Background: COVID-19–related critical illness is associated with an increased risk of venous thromboembolism (VTE).
Objective: These evidence-based guidelines of the American Society of Hematology (ASH) are intended to support patients, clinicians, and other health care professionals in making decisions about the use of anticoagulation for thromboprophylaxis in patients with COVID-19–related critical illness who do not have confirmed or suspected VTE.
Methods: ASH formed a multidisciplinary guideline panel that included 3 patient representatives and applied strategies to minimize potential bias from conflicts of interest. The McMaster University Grading of Recommendations Assessment, Development and Evaluation (GRADE) Centre supported the guideline development process by performing systematic evidence reviews (up to 5 March 2021). The panel prioritized clinical questions and outcomes according to their importance for clinicians and patients. The panel used the GRADE approach to assess evidence and make recommendations, which were subject to public comment. This is an update on guidelines published in February 2021.
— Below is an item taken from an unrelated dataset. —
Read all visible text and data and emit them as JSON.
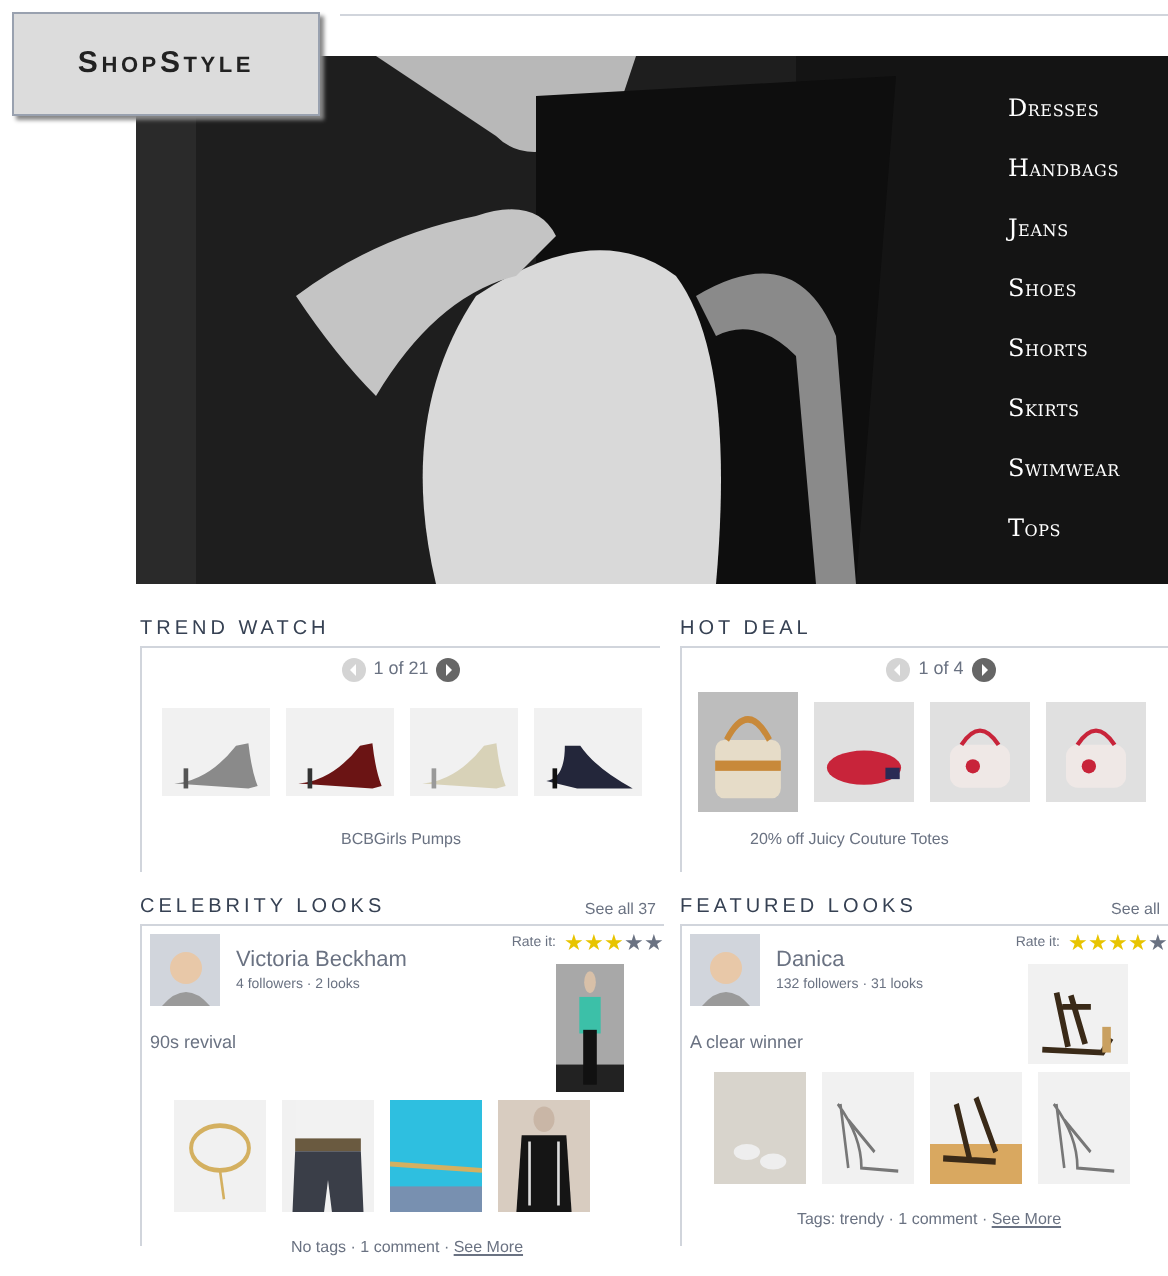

Results: The panel agreed on 1 additional recommendation. The panel issued a conditional recommendation in favor of prophylactic-intensity over intermediate-intensity anticoagulation in patients with COVID-19–related critical illness who do not have confirmed or suspected VTE.
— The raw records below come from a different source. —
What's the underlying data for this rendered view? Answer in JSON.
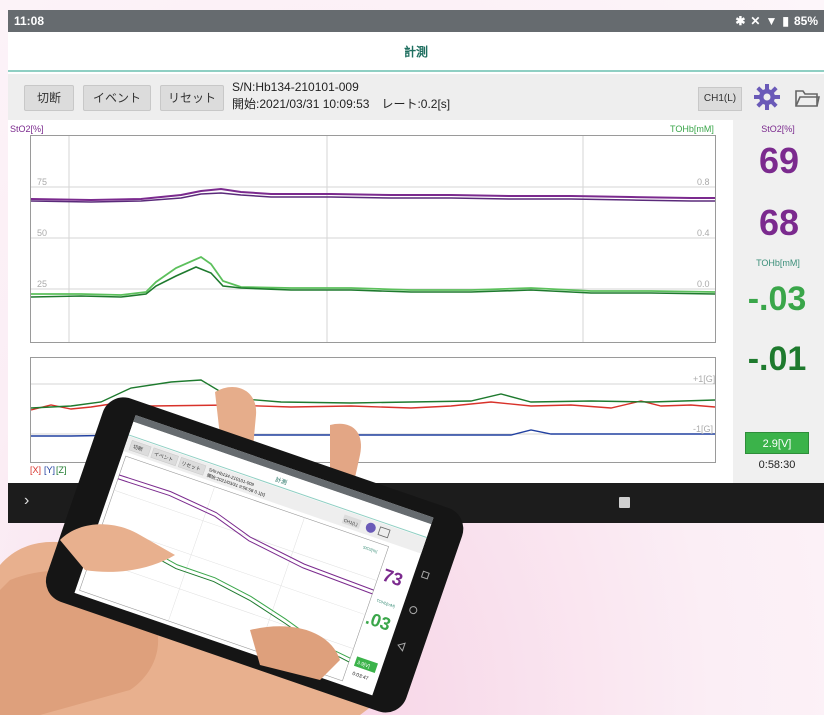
{
  "statusbar": {
    "time": "11:08",
    "icons": [
      "bluetooth-icon",
      "mute-icon",
      "wifi-icon",
      "battery-icon"
    ],
    "battery": "85%"
  },
  "header": {
    "title": "計測"
  },
  "toolbar": {
    "disconnect_label": "切断",
    "event_label": "イベント",
    "reset_label": "リセット",
    "serial": "S/N:Hb134-210101-009",
    "start_info": "開始:2021/03/31 10:09:53　レート:0.2[s]",
    "channel_label": "CH1(L)"
  },
  "upper_chart": {
    "left_axis_label": "StO2[%]",
    "right_axis_label": "TOHb[mM]",
    "left_ticks": [
      "75",
      "50",
      "25"
    ],
    "right_ticks": [
      "0.8",
      "0.4",
      "0.0"
    ]
  },
  "lower_chart": {
    "right_ticks": [
      "+1[G]",
      "-1[G]"
    ],
    "legend_x": "[X]",
    "legend_y": "[Y]",
    "legend_z": "[Z]"
  },
  "side_panel": {
    "sto2_label": "StO2[%]",
    "sto2_value_1": "69",
    "sto2_value_2": "68",
    "tohb_label": "TOHb[mM]",
    "tohb_value_1": "-.03",
    "tohb_value_2": "-.01",
    "voltage": "2.9[V]",
    "elapsed": "0:58:30"
  },
  "phone": {
    "header_title": "計測",
    "disconnect_label": "切断",
    "event_label": "イベント",
    "reset_label": "リセット",
    "serial": "S/N:Hb134-210101-009",
    "start_info": "開始:2021/03/31 9:56:58 0.1[s]",
    "channel_label": "CH1(L)",
    "sto2_label": "StO2[%]",
    "sto2_value": "73",
    "tohb_label": "TOHb[mM]",
    "tohb_value": ".03",
    "voltage": "3.9[V]",
    "elapsed": "0:03:47"
  },
  "colors": {
    "purple": "#7b2a8e",
    "green_value": "#3aa64a",
    "green_trace_dark": "#1e7a2e",
    "green_trace_light": "#5cc05c",
    "red_trace": "#d8322a",
    "blue_trace": "#2140a0",
    "navbar": "#1c1c1c",
    "statusbar": "#666b6f"
  }
}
Conclusions: This recommendation was based on low certainty in the evidence, which underscores the need for additional high-quality, randomized, controlled trials comparing different intensities of anticoagulation in critically ill patients. Other key research priorities include better evidence regarding predictors of thrombosis and bleeding risk in critically ill patients with COVID-19 and the impact of nonanticoagulant therapies (eg, antiviral agents, corticosteroids) on thrombotic risk.